Treatment for the low risk metastatic disease:
In whom the metastases are confined to the lungs or pelvis and s. B- hCG <40 000 at the onset of the therapy which is started within 4 months of apparent onset of the disease. Those patients are expected to respond satisfactorily to single agent chemotherapy.
So we use either single agent chemotherapy or multiple agent chemotherapy if resistance is anticipated to single agent chemotherapy.

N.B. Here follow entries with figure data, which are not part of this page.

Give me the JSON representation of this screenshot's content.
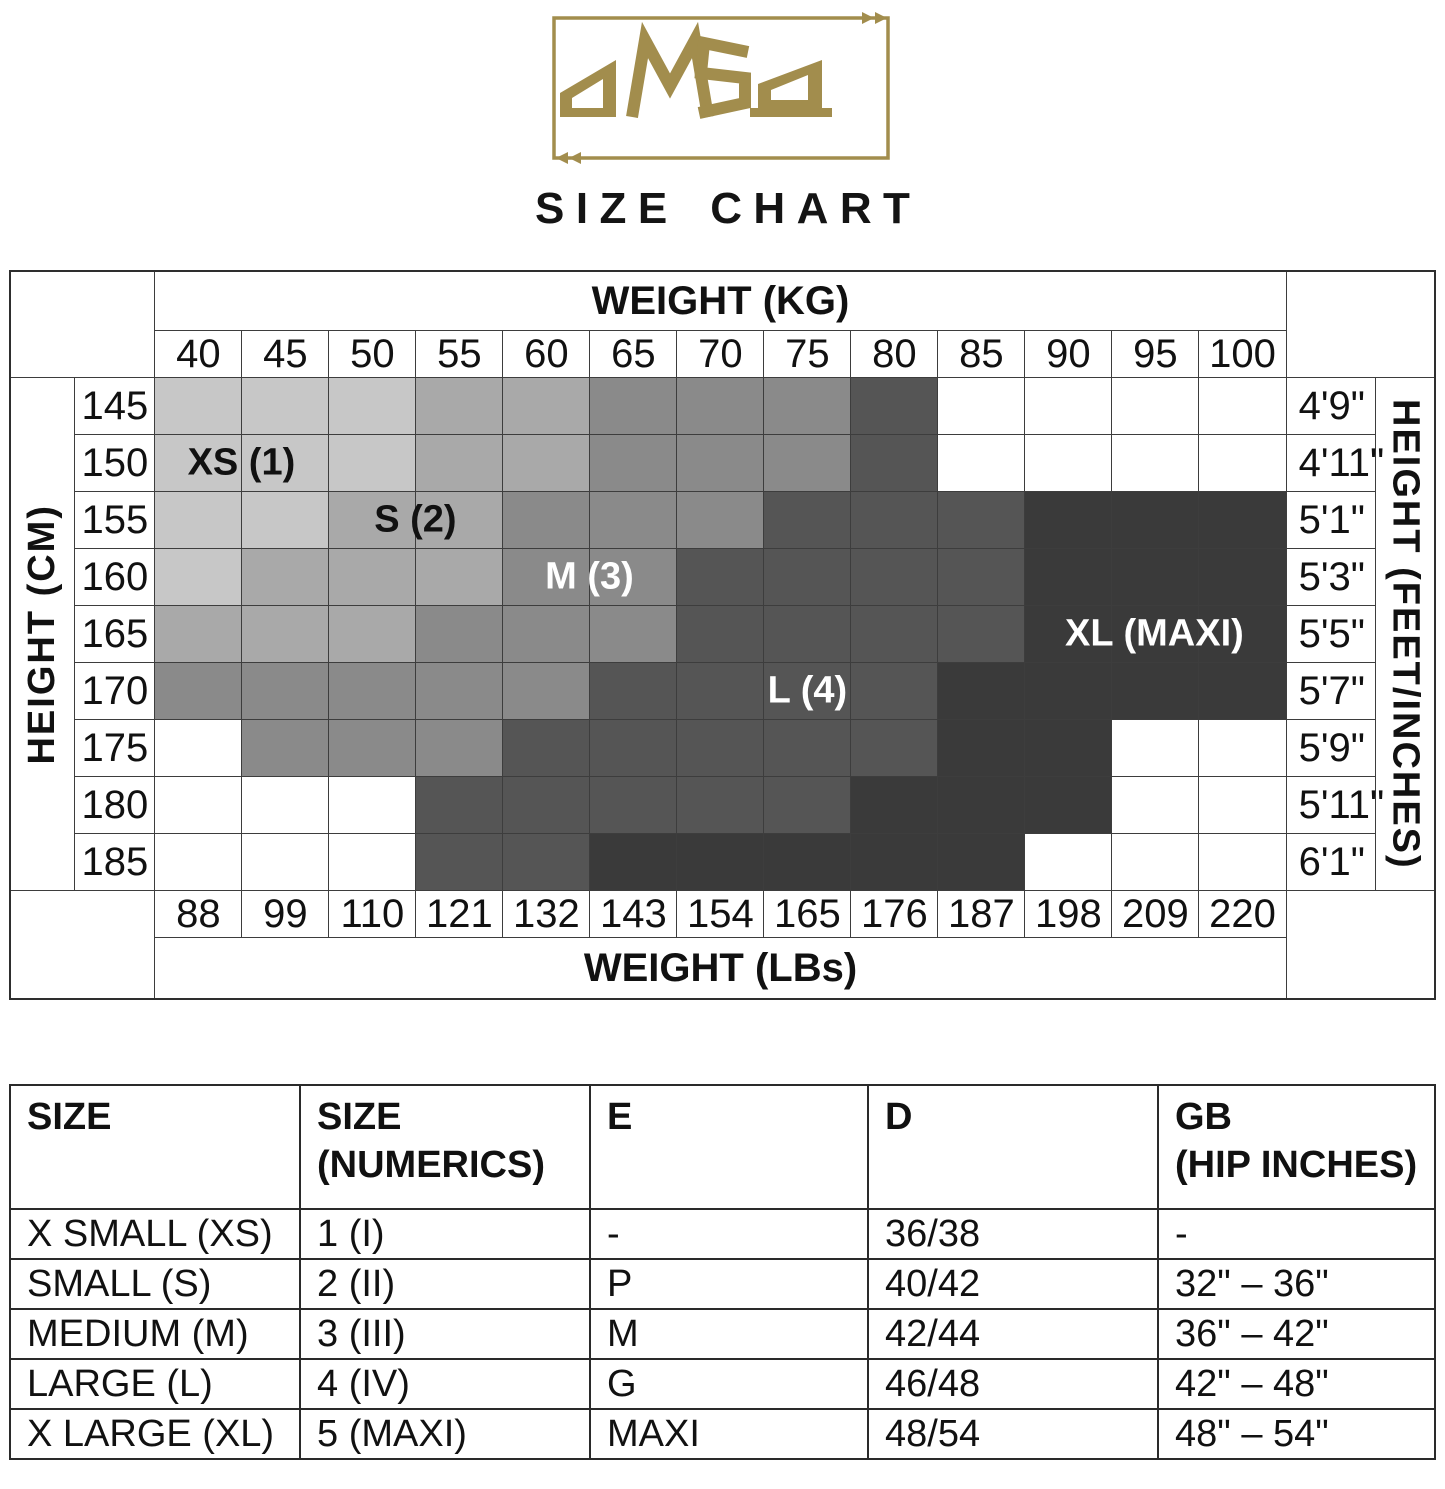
{
  "logo": {
    "brand": "OMSA",
    "title": "SIZE CHART",
    "gold": "#a28d4d"
  },
  "grid": {
    "weight_kg_label": "WEIGHT (KG)",
    "weight_lbs_label": "WEIGHT (LBs)",
    "height_cm_label": "HEIGHT (CM)",
    "height_ftin_label": "HEIGHT (FEET/INCHES)"
  },
  "chart_data": {
    "type": "heatmap",
    "title": "OMSA SIZE CHART",
    "x_weight_kg": [
      "40",
      "45",
      "50",
      "55",
      "60",
      "65",
      "70",
      "75",
      "80",
      "85",
      "90",
      "95",
      "100"
    ],
    "x_weight_lbs": [
      "88",
      "99",
      "110",
      "121",
      "132",
      "143",
      "154",
      "165",
      "176",
      "187",
      "198",
      "209",
      "220"
    ],
    "y_height_cm": [
      "145",
      "150",
      "155",
      "160",
      "165",
      "170",
      "175",
      "180",
      "185"
    ],
    "y_height_ftin": [
      "4'9\"",
      "4'11\"",
      "5'1\"",
      "5'3\"",
      "5'5\"",
      "5'7\"",
      "5'9\"",
      "5'11\"",
      "6'1\""
    ],
    "sizes": [
      "XS",
      "S",
      "M",
      "L",
      "XL"
    ],
    "shades": {
      "XS": "#c7c7c7",
      "S": "#a9a9a9",
      "M": "#8a8a8a",
      "L": "#555555",
      "XL": "#3a3a3a",
      "W": "#ffffff"
    },
    "cells": [
      [
        "XS",
        "XS",
        "XS",
        "S",
        "S",
        "M",
        "M",
        "M",
        "L",
        "W",
        "W",
        "W",
        "W"
      ],
      [
        "XS",
        "XS",
        "XS",
        "S",
        "S",
        "M",
        "M",
        "M",
        "L",
        "W",
        "W",
        "W",
        "W"
      ],
      [
        "XS",
        "XS",
        "S",
        "S",
        "M",
        "M",
        "M",
        "L",
        "L",
        "L",
        "XL",
        "XL",
        "XL"
      ],
      [
        "XS",
        "S",
        "S",
        "S",
        "M",
        "M",
        "L",
        "L",
        "L",
        "L",
        "XL",
        "XL",
        "XL"
      ],
      [
        "S",
        "S",
        "S",
        "M",
        "M",
        "M",
        "L",
        "L",
        "L",
        "L",
        "XL",
        "XL",
        "XL"
      ],
      [
        "M",
        "M",
        "M",
        "M",
        "M",
        "L",
        "L",
        "L",
        "L",
        "XL",
        "XL",
        "XL",
        "XL"
      ],
      [
        "W",
        "M",
        "M",
        "M",
        "L",
        "L",
        "L",
        "L",
        "L",
        "XL",
        "XL",
        "W",
        "W"
      ],
      [
        "W",
        "W",
        "W",
        "L",
        "L",
        "L",
        "L",
        "L",
        "XL",
        "XL",
        "XL",
        "W",
        "W"
      ],
      [
        "W",
        "W",
        "W",
        "L",
        "L",
        "XL",
        "XL",
        "XL",
        "XL",
        "XL",
        "W",
        "W",
        "W"
      ]
    ],
    "region_labels": [
      {
        "id": "xs",
        "text": "XS (1)",
        "row": 1,
        "col": 0,
        "span": 2,
        "color": "#111111"
      },
      {
        "id": "s",
        "text": "S (2)",
        "row": 2,
        "col": 2,
        "span": 2,
        "color": "#111111"
      },
      {
        "id": "m",
        "text": "M (3)",
        "row": 3,
        "col": 4,
        "span": 2,
        "color": "#ffffff"
      },
      {
        "id": "xl",
        "text": "XL (MAXI)",
        "row": 4,
        "col": 10,
        "span": 3,
        "color": "#ffffff"
      },
      {
        "id": "l",
        "text": "L (4)",
        "row": 5,
        "col": 7,
        "span": 1,
        "color": "#ffffff"
      }
    ]
  },
  "size_table": {
    "headers": [
      [
        "SIZE",
        ""
      ],
      [
        "SIZE",
        "(NUMERICS)"
      ],
      [
        "E",
        ""
      ],
      [
        "D",
        ""
      ],
      [
        "GB",
        "(HIP INCHES)"
      ]
    ],
    "rows": [
      [
        "X SMALL (XS)",
        "1 (I)",
        "-",
        "36/38",
        "-"
      ],
      [
        "SMALL (S)",
        "2 (II)",
        "P",
        "40/42",
        "32\" – 36\""
      ],
      [
        "MEDIUM (M)",
        "3 (III)",
        "M",
        "42/44",
        "36\" – 42\""
      ],
      [
        "LARGE (L)",
        "4 (IV)",
        "G",
        "46/48",
        "42\" – 48\""
      ],
      [
        "X LARGE (XL)",
        "5 (MAXI)",
        "MAXI",
        "48/54",
        "48\" – 54\""
      ]
    ]
  }
}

For poor prognosis patients:
Patients based on clinical classification of malignant disease those who respond poorly (<40% response rate to single agent chemotherapy.
Prior unsuccessful chemotherapy is one of the worst prognostic factors because of considerable toxicity and depleting bone marrow reserves.
Generally those patients require prolonged hospitalization and multiple courses of chemotherapy, specialized care, and life support measures: (antibiotics, and transfusions).
Patients with brain and liver metastases are at great risk of sudden death from hemorrhage for that reason it is standard practice in USA when treating them to include immediate institution of whole brain or whole liver irradiation concomitantly with combination chemotherapy.
For acute bleeding episodes either treated by surgical intervention or by angiographic Embolization.

Combined chemotherapy:
MAC (MTX, actinomycin-D, chlorambucil or cyclophosphamide)
Modified BAGSHAWE protocol {CHAMOCA: cycloph., hydroxyurea, MTX, vincristine(oncobin), cycloph., actinomycin-D}.
CURRENTLY: EMA-CO: (etoposide, MTX, actinomycin-D, cycloph., and vincristine).
This protocol gives the best response rate (80%), the treatment cycle should be repeated every 2 weeks and the same investigations are done (RFT, LFT, CBC …)

IF RESISTANCE OCCURS:
EMA-EP: (etoposide, MTX, actinomycin-D, etoposide and cis-platin)
Adjuvant surgery: hysterectomy, thoracotomy or craniotomy for chemotherapy resistant cases.
If failure is encountered with EMA-EP then use BEP Protocol(bleomycin, etoposide, and cisplatinum).
And there are many other new protocols of chemotherapeutic treatment.
* Triple agent chemotherapy should be continued for at least 3 cycles after negative B-hCG level is achieved.
*effective contraception should be continued.
*complete remission is said to be achieved after 3 consecutive weeks with negative titers.
*follow up the same as with the low risk group.

PSTT:
Derived from intermediate trophoblast of placental bed with minimal or absent syncytiotrophoblastic tissues.
Histologically:
Local invasion occurs into the myometrium and lymphatics and less commonly into the vasculature, it occur with any type of pregnancy or months to yrs later.
It is treated by hysterectomy because of resistance to chemotherapy if there is metastasis it is an indication for chemotherapy with EMA-EP.
The worst prognosis is when there are more than 2 years between the antecedent pregnancy and the diagnosis of PSTT.





Prognosis:
1. For H.Mole the prognosis is excellent,
2. and for the non metastatic disease the prognosis is very good.
3. For the good prognostic group the cure rate is 75-85%,
4. and for the poor prognosis group if there is liver metastases the survival from (0-60%).
5. The survival is <20% if previous failed chemotherapy or when metastases to the CNS occur in the 1st few months following termination of chemotherapy.

Secondary tumor:
Induction by the chemotherapy is another concern; they found that those patients with multiple agent chemotherapy especially (Etoposide) have increased risk to develop myeloid leukemia and colonic cancer.

Subsequent pregnancy:
There are no extra complication during pregnancy but require good follow up by U/S and B-hCG levels because of the 2% risk of recurrence after 1 mole and 25% after 2 moles.
After delivery placenta should be sent for histopathological study and B-hCG level measurement after 6 weeks from the delivery.